Dopo la notizia dello scandalo che ha travolto il gruppo Volkswagen nei giorni scorsi, stanno emergendo altre informazioni che l’Europa delle lobby aveva taciuto. Il Joint Research Centre della Commissione Ue, infatti, già nel 2013 aveva stilato un rapporto in cui si evidenziavano i problemi posti dal defeat device, il software che trucca i dati relativi alle emissioni delle auto tedesche, proprio al centro dello scandalo. In un articolo di ieri il Financial Times ha gettato ombre sull’intero sistema Europa, che ha ignorato il rapporto, tutelando gli interessi di una delle più importanti aziende in Germania. L’inchiesta americana sta dipingendo uno scenario desolante, in cui gli stati membri dell’Unione Europea non sono altro che semplici vassalli dell’impero teutonico, succubi del falso mito dell’onestà ed efficienza del sistema economico e produttivo tedesco.

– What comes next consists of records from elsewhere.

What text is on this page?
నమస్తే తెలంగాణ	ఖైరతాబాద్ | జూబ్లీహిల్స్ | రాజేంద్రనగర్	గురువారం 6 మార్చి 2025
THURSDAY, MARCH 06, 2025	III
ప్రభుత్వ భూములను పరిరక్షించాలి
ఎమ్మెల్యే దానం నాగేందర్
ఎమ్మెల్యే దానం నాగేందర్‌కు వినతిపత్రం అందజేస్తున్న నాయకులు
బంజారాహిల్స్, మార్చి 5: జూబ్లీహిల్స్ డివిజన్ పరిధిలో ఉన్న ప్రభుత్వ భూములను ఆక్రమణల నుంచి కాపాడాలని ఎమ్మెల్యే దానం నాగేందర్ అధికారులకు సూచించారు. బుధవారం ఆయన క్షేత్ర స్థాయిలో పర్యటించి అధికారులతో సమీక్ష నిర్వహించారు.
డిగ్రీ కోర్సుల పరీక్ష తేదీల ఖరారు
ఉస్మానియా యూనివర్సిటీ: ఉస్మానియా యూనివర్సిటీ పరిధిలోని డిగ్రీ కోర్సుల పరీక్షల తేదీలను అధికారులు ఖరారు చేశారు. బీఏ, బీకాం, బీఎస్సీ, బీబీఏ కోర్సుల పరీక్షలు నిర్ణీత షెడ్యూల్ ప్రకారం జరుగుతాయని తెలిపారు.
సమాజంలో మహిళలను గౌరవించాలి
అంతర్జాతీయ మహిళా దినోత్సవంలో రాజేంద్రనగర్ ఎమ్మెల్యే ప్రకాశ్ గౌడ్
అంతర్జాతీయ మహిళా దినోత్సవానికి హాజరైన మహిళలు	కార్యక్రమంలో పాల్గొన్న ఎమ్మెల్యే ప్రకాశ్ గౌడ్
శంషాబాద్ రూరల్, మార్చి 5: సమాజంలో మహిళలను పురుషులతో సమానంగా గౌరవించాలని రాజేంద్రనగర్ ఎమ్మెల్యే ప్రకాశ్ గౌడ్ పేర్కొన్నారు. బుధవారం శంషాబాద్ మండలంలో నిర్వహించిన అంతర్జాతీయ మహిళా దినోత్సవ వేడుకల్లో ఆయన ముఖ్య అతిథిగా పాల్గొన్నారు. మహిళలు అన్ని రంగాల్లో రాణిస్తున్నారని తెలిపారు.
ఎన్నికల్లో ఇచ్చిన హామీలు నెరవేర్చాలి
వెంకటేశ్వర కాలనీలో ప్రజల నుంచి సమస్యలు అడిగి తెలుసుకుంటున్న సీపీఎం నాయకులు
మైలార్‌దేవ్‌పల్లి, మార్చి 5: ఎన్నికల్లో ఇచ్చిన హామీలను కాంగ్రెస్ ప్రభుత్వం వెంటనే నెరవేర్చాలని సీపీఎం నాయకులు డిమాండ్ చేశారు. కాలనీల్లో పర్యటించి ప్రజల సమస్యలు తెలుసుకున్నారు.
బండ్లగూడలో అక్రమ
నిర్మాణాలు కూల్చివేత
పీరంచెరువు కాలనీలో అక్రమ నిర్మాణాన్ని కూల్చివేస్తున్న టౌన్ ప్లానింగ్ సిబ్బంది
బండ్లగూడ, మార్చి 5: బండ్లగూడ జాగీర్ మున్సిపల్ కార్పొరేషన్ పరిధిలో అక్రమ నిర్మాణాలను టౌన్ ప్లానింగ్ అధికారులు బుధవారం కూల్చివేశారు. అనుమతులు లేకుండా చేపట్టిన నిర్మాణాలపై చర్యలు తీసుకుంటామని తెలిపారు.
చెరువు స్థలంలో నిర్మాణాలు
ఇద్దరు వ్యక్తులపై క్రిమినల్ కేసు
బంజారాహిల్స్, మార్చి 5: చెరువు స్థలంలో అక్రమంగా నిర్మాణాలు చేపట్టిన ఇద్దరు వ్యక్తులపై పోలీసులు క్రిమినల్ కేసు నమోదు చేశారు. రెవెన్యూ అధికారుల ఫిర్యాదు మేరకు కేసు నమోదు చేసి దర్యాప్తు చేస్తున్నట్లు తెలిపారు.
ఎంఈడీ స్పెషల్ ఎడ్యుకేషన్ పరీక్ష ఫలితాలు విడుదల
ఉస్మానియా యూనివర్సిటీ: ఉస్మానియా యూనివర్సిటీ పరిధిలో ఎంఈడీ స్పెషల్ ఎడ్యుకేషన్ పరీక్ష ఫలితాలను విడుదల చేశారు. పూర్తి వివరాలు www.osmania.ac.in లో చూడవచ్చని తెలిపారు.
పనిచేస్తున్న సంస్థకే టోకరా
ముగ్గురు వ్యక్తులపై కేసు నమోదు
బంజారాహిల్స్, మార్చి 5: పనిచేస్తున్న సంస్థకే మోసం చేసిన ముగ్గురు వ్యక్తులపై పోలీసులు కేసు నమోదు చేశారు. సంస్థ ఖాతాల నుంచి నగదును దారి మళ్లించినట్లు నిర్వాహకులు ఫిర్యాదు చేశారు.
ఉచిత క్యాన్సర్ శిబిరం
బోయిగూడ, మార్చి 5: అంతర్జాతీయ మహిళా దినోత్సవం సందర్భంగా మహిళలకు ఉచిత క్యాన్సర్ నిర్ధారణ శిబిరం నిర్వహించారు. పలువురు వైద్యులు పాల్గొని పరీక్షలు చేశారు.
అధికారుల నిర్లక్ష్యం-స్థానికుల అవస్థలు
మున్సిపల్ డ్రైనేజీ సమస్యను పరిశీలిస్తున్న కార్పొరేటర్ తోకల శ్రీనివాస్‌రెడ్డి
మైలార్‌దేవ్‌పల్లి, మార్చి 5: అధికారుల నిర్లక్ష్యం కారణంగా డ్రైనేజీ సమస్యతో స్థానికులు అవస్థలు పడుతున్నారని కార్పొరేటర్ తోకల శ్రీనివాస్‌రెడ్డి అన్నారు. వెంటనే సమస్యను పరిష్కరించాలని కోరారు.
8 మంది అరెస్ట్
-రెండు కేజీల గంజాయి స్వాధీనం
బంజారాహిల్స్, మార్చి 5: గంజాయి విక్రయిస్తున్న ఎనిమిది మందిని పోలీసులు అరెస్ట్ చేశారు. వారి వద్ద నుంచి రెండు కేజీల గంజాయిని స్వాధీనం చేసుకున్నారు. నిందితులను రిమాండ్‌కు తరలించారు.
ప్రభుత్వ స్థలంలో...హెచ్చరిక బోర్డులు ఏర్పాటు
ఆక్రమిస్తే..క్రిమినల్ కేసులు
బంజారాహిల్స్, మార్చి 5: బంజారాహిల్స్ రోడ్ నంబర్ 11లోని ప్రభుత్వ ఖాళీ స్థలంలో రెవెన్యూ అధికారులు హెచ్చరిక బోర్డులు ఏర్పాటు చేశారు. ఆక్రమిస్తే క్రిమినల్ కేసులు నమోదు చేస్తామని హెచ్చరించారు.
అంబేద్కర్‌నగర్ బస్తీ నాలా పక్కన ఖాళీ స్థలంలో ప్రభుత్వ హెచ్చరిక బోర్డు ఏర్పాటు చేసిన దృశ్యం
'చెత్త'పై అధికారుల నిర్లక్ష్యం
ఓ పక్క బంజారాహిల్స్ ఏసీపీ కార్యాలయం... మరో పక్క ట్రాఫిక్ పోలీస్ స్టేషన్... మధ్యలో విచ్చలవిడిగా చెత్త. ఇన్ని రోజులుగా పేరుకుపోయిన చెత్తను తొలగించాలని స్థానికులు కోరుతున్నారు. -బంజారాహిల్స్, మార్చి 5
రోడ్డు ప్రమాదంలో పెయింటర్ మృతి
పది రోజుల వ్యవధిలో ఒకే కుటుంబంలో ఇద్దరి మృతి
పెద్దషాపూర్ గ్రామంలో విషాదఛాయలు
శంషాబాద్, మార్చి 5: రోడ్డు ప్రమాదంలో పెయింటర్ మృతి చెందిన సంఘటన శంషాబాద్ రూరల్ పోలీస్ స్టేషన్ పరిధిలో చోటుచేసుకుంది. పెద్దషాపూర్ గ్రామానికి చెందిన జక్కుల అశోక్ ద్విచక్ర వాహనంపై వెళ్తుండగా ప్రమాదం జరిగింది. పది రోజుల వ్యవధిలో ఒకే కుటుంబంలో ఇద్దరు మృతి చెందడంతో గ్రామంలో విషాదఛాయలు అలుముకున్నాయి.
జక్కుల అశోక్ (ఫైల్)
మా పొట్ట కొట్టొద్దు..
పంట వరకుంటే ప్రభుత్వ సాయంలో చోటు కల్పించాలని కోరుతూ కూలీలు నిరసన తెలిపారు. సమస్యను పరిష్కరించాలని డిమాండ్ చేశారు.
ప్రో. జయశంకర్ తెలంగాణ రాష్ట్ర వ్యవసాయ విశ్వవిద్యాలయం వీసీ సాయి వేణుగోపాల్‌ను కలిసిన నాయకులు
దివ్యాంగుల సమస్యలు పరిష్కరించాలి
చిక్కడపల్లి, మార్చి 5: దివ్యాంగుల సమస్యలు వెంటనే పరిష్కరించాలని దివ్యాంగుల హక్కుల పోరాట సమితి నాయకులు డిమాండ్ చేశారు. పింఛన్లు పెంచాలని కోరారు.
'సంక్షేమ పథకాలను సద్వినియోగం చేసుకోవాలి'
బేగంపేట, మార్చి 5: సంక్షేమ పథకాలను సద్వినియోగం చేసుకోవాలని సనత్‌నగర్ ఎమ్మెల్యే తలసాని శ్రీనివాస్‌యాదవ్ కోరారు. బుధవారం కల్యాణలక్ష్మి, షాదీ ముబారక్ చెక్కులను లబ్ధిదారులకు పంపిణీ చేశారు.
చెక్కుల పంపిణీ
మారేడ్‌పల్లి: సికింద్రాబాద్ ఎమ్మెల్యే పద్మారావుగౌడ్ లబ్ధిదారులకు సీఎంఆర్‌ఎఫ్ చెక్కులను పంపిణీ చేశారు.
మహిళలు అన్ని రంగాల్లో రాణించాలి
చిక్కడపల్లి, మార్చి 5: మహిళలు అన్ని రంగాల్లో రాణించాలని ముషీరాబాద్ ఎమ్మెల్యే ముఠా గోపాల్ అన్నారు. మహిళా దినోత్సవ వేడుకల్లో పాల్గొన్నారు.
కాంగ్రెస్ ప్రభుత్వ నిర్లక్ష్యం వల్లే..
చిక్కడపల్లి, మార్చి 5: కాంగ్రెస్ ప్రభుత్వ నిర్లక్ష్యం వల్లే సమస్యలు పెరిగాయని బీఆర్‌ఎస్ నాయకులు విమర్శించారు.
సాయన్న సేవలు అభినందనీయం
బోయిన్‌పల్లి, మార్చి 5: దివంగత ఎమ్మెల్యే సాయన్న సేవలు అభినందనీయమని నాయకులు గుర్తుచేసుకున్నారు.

Se non fosse stato per gli USA, probabilmente non avremmo mai saputo che in Italia circolano un milione di veicoli a marchio Volkswagen che non rispettano le normative anti-inquinamento.
Dopo l’articolo del Financial Times, anche il giornale tedesco Die Welt ha accusato il governo di Angela Merkel di essere a conoscenza delle manipolazioni da tempo. Il 28 luglio scorso era stata addirittura presentata in parlamento una interrogazione dai Verdi, proprio sul tema.
Hanno una bella faccia tosta, in Francia come in altri Paesi europei, a chiedere soltanto oggi che si apra un’inchiesta a livello continentale. Come scrive “Repubblica”, “quegli stessi organismi Ue che ora chiedono il giro di vite sui test erano stati avvertiti sin dal 2013 (i primi dati risalgono al 2011) del pericolo per l’ambiente rappresentato da software e strumenti (peraltro illegali sin dal 2007) per alterare i risultati delle analisi sugli inquinanti dei motori diesel”.